Горний мир спектакля — это партитура для восьми голосов на текст чеховской "Степи", виртуозно исполняемая ансамблем N'Caged и солистами хора Электротеатра под управлением Арины Зверевой. В лишенном инструментального сопровождения и оттого кажущемся особенно нематериальным вокале слышится биение той подлинной "жизни человеческого духа", о материализации которой на сцене мечтал Станиславский и которой адресовал свою прозу Мамлеев. Музыка человеческих голосов — это экзистенциальный, метафизический план "Прозы" — и то, что большую часть спектакля публика не видит исполнителей, чьи фигуры лишь изредка возникают на экране в пятнах голограммы, только усиливает этот эффект.
Партитура и сценический текст развиваются параллельно с несовпадающими кульминациями и спадами: они взаимодействуют как волна и волнорез, то и дело меняясь местами — чем выше достраивается волнорез, тем выше становится волна, тем мощнее ее напор. Оба информационных потока пересекаются единственный раз ближе к финалу спектакля: хоровому унисону, которым чеховский герой "приветствует новую, неведомую жизнь, которая теперь начинается для него", вторит мамлеевское "мы живем в самом лучшем из миров".
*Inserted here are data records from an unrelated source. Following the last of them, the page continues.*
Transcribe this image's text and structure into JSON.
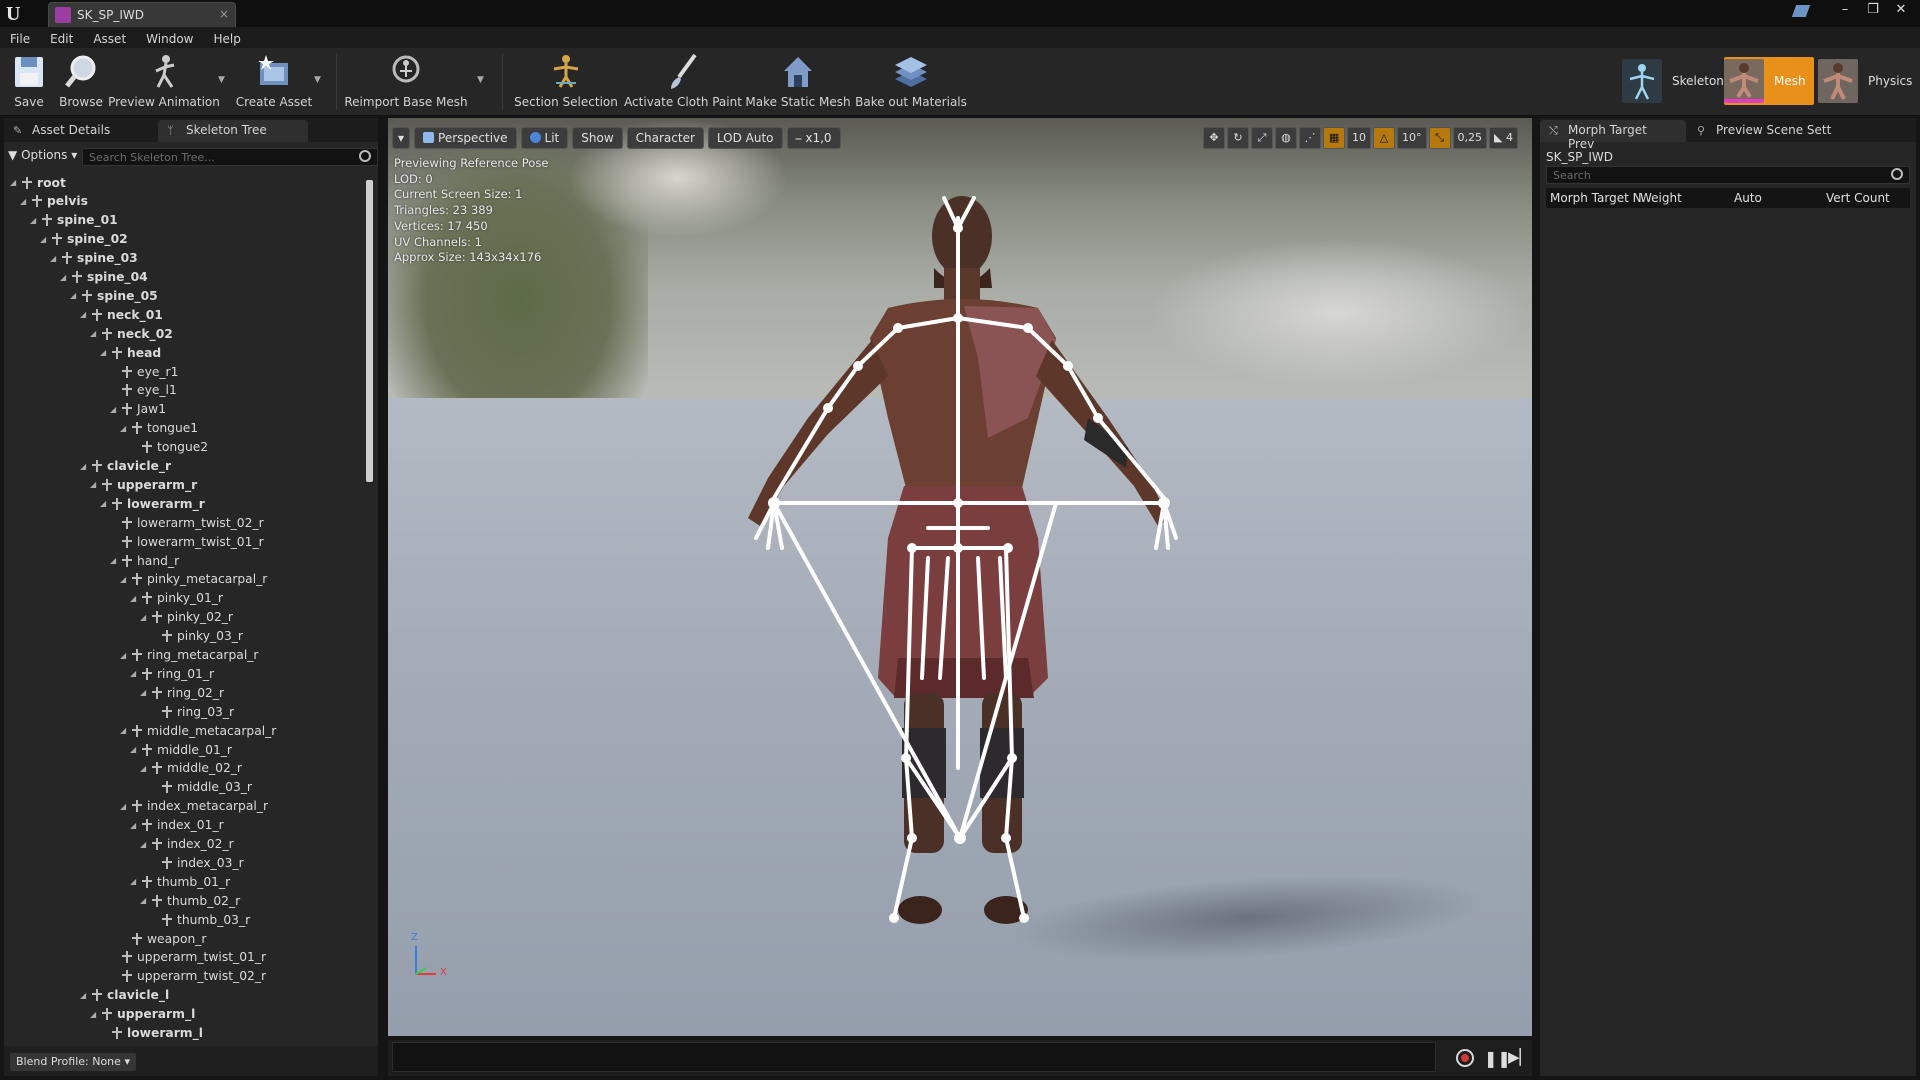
{
  "window": {
    "tab_title": "SK_SP_IWD",
    "close_glyph": "×",
    "controls": [
      "–",
      "❐",
      "✕"
    ]
  },
  "menu": [
    "File",
    "Edit",
    "Asset",
    "Window",
    "Help"
  ],
  "toolbar": {
    "save": "Save",
    "browse": "Browse",
    "preview_animation": "Preview Animation",
    "create_asset": "Create Asset",
    "reimport_base_mesh": "Reimport Base Mesh",
    "section_selection": "Section Selection",
    "activate_cloth_paint": "Activate Cloth Paint",
    "make_static_mesh": "Make Static Mesh",
    "bake_out_materials": "Bake out Materials"
  },
  "modes": {
    "skeleton": "Skeleton",
    "mesh": "Mesh",
    "physics": "Physics"
  },
  "left_panel": {
    "tabs": [
      "Asset Details",
      "Skeleton Tree"
    ],
    "options_label": "Options",
    "search_placeholder": "Search Skeleton Tree...",
    "tree": [
      {
        "name": "root",
        "depth": 0
      },
      {
        "name": "pelvis",
        "depth": 1
      },
      {
        "name": "spine_01",
        "depth": 2
      },
      {
        "name": "spine_02",
        "depth": 3
      },
      {
        "name": "spine_03",
        "depth": 4
      },
      {
        "name": "spine_04",
        "depth": 5
      },
      {
        "name": "spine_05",
        "depth": 6
      },
      {
        "name": "neck_01",
        "depth": 7
      },
      {
        "name": "neck_02",
        "depth": 8
      },
      {
        "name": "head",
        "depth": 9
      },
      {
        "name": "eye_r1",
        "depth": 10
      },
      {
        "name": "eye_l1",
        "depth": 10
      },
      {
        "name": "Jaw1",
        "depth": 10
      },
      {
        "name": "tongue1",
        "depth": 11
      },
      {
        "name": "tongue2",
        "depth": 12
      },
      {
        "name": "clavicle_r",
        "depth": 7
      },
      {
        "name": "upperarm_r",
        "depth": 8
      },
      {
        "name": "lowerarm_r",
        "depth": 9
      },
      {
        "name": "lowerarm_twist_02_r",
        "depth": 10
      },
      {
        "name": "lowerarm_twist_01_r",
        "depth": 10
      },
      {
        "name": "hand_r",
        "depth": 10
      },
      {
        "name": "pinky_metacarpal_r",
        "depth": 11
      },
      {
        "name": "pinky_01_r",
        "depth": 12
      },
      {
        "name": "pinky_02_r",
        "depth": 13
      },
      {
        "name": "pinky_03_r",
        "depth": 14
      },
      {
        "name": "ring_metacarpal_r",
        "depth": 11
      },
      {
        "name": "ring_01_r",
        "depth": 12
      },
      {
        "name": "ring_02_r",
        "depth": 13
      },
      {
        "name": "ring_03_r",
        "depth": 14
      },
      {
        "name": "middle_metacarpal_r",
        "depth": 11
      },
      {
        "name": "middle_01_r",
        "depth": 12
      },
      {
        "name": "middle_02_r",
        "depth": 13
      },
      {
        "name": "middle_03_r",
        "depth": 14
      },
      {
        "name": "index_metacarpal_r",
        "depth": 11
      },
      {
        "name": "index_01_r",
        "depth": 12
      },
      {
        "name": "index_02_r",
        "depth": 13
      },
      {
        "name": "index_03_r",
        "depth": 14
      },
      {
        "name": "thumb_01_r",
        "depth": 12
      },
      {
        "name": "thumb_02_r",
        "depth": 13
      },
      {
        "name": "thumb_03_r",
        "depth": 14
      },
      {
        "name": "weapon_r",
        "depth": 11
      },
      {
        "name": "upperarm_twist_01_r",
        "depth": 10
      },
      {
        "name": "upperarm_twist_02_r",
        "depth": 10
      },
      {
        "name": "clavicle_l",
        "depth": 7
      },
      {
        "name": "upperarm_l",
        "depth": 8
      },
      {
        "name": "lowerarm_l",
        "depth": 9
      }
    ],
    "blend_profile": "Blend Profile: None"
  },
  "viewport": {
    "buttons": [
      "Perspective",
      "Lit",
      "Show",
      "Character",
      "LOD Auto",
      "x1,0"
    ],
    "right_tools": {
      "grid_snap": "10",
      "rotation_snap": "10°",
      "scale_snap": "0,25",
      "camera_speed": "4"
    },
    "info": [
      "Previewing Reference Pose",
      "LOD: 0",
      "Current Screen Size: 1",
      "Triangles: 23 389",
      "Vertices: 17 450",
      "UV Channels: 1",
      "Approx Size: 143x34x176"
    ],
    "gizmo": {
      "z": "Z",
      "x": "X"
    }
  },
  "right_panel": {
    "tabs": [
      "Morph Target Prev",
      "Preview Scene Sett"
    ],
    "asset_name": "SK_SP_IWD",
    "search_placeholder": "Search",
    "columns": [
      "Morph Target N",
      "Weight",
      "Auto",
      "Vert Count"
    ]
  },
  "colors": {
    "accent_orange": "#e8901a",
    "panel_bg": "#262626",
    "viewport_floor": "#a4acb8"
  }
}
Насчет лучшего из миров можно не соглашаться, но "Проза" Раннева в любом случае знаменует собою преодоление важного барьера. Театральный текст здесь не просто зашит внутрь музыкального, но является обязательным условием его реализации. А то, что до логического предела ключевой прием актуальной оперной режиссуры в данном случае доводит именно композитор, превращает "Прозу" из просто очень яркой и удачной работы в явление нового театрального формата.